Aristocrates érudites ou chasseuses de fossiles, elles ont fouillé, trié, dessiné, mais aussi parfois initié des hommes à leur passion sans toutefois laisser leur nom dans les publications. Hommage à toutes les femmes qui, dans l’ombre, ont posé les premières pierres d’une nouvelle science.
Tout comme les hommes, les femmes ont été attirées par la paléontologie en plein développement au début du XIXe siècle. Néanmoins, pour des raisons sociales évidentes, elles étaient bien moins nombreuses que les hommes et, si elles ont également participé à l’essor de cette science, c’est de manière plus discrète. À cela s’ajoute l’historiographie (la façon d’écrire l’histoire et d’en privilégier certains acteurs) de la géologie, qui n’a pas su donner aux femmes paléontologues la place qu’elles méritaient. C’est ainsi que l’on se souvient des noms des grands scientifiques masculins, mais moins de ceux des femmes qui ont œuvré de concert.

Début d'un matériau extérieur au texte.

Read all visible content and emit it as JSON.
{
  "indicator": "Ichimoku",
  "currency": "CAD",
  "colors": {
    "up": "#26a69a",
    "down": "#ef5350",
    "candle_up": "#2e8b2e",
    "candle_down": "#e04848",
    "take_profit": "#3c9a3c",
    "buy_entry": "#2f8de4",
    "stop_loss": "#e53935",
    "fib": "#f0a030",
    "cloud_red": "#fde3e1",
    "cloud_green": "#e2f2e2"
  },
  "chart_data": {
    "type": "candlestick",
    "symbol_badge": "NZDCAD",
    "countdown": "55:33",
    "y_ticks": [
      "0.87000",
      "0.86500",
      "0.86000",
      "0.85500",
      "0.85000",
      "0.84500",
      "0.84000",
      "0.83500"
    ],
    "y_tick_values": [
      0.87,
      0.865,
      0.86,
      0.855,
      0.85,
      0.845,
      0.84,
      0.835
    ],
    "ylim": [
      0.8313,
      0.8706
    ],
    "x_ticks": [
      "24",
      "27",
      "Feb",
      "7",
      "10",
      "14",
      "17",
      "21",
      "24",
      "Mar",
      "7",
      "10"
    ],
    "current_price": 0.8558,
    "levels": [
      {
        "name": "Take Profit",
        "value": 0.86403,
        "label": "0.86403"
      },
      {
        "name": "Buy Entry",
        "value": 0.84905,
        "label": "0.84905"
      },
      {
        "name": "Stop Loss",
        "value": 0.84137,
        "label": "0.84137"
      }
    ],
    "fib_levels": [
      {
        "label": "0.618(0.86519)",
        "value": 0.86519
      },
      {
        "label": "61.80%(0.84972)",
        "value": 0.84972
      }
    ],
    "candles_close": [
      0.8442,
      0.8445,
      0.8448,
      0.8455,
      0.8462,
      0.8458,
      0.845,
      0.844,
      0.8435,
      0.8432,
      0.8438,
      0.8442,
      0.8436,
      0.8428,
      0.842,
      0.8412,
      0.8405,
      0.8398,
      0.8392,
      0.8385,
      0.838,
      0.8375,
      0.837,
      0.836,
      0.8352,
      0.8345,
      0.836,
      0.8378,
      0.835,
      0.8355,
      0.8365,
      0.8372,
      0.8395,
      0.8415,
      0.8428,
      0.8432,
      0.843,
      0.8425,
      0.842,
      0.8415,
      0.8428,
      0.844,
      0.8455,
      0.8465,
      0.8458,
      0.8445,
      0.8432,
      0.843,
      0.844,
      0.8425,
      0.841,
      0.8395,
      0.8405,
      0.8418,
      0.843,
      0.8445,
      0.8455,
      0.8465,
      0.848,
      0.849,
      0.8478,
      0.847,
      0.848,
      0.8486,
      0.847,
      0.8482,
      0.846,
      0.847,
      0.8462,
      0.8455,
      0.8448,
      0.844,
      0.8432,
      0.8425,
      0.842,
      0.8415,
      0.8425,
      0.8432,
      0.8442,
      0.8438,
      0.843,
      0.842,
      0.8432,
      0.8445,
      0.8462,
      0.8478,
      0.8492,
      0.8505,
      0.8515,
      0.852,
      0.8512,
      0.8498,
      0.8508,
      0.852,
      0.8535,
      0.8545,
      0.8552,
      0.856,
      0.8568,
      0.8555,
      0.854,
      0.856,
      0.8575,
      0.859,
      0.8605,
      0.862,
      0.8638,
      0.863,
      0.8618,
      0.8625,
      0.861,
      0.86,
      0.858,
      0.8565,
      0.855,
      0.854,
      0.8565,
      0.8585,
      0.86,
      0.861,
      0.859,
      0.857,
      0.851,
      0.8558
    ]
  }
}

Petit tour de piste (non exhaustif) de ces pionnières en paléontologie…
Le goût pour la science
Même si les hommes s’intéressent de longue date aux fossiles et que les balbutiements de la paléontologie remontent à la Renaissance, c’est entre la fin du XVIIIe et le début du XIXe siècle que cette discipline scientifique prend son essor. D’abord appelée oryctologie (étude de ce qui vient de la terre, des minéraux aux fossiles), puis, dès 1818, paléozoologie (étude des animaux fossiles), le terme de paléontologie (étude de la vie ancienne) lui est consacré définitivement en 1822 par le naturaliste Henri-Marie Ducrotay de Blainville. C’est à la jonction de ces deux siècles que les principes scientifiques et les méthodes s’inventent et que les musées fleurissent. En France, le creuset de la paléontologie est le nouvellement créé (1793) Muséum national d’histoire naturelle, à Paris, où vont œuvrer successivement d’illustres naturalistes tels que Lamarck et Cuvier et où la première chaire de paléontologie sera créée en 1853 pour d’Orbigny. Chacun de ces hommes établira, dans son domaine, les bases de cette discipline.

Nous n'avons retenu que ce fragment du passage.